Semilla is one of the many mainly middle-class movements around the world which have shaken and sometimes toppled governments by protesting corruption.

It was born out of the protest movement that brought down President General Otto
Pérez Molina in 2015 not on the grounds of his '80s massacres but on the grounds that he was a thief. (It was Pérez Molina's own troops who described their massacres to me in the field, see references above and also "Titular de Hoy" our documentary with Jean-Marie Simon and Mikael Wahlforss [director], as well as Allan Nairn,"CIA Death Squad," The Nation [US], April 17, 1995 which reports that as army intel chief he was a CIA asset).

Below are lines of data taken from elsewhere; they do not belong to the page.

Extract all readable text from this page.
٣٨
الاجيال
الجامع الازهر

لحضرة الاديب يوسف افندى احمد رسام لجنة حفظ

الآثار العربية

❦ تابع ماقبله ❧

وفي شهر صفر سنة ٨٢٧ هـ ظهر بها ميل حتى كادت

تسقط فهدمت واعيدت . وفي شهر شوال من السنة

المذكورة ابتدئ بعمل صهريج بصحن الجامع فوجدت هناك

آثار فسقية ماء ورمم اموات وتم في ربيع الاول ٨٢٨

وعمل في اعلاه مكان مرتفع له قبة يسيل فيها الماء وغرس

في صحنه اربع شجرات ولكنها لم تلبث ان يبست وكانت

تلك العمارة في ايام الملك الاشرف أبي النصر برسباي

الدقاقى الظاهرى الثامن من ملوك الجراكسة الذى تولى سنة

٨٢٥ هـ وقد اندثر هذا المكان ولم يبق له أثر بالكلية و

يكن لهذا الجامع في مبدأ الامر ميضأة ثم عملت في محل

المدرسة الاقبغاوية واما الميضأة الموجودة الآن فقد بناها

In this campaign, Arévalo is running as the "anti-system" candidate but focuses mainly on those parts of the system that involve its obscene, jaw-dropping corruption, while speaking very little of those centered on the distribution of wealth (this while proposing massive increases in health and education spending).

But, apparently, for most Guatemalans -- and for the Pacto rulers -- that is more than enough.

The most credible polls have him leading by roughly twenty points and, especially in the cities, there is something crackling in the air.

Both the people and the Pacto are in agreement that this election is big.

It is shaping up as something like a referendum on the old regime, the first chance for a national turn since the US high crime of '54.

Until days ago there was some doubt if this election would happen at all but now that the voting is underway the battle moves to its next phase.

If Arévalo wins he won't be due to be sworn in until January 14, 2024, and Pacto members have made it clear that they will do what's needed to prevent that.

Merely winning the vote will not be enough; to take office he must first win big, and then many thousands will have to be ready to take to the streets if circumstances demand.

Guatemala has many little-known heroes. A generation of them fell in the hills.

Others, leaving home for the sake of their families, risk disappearing at today's frontier.

By tomorrow, the shape of their struggle -- and possibilities -- should become more clear.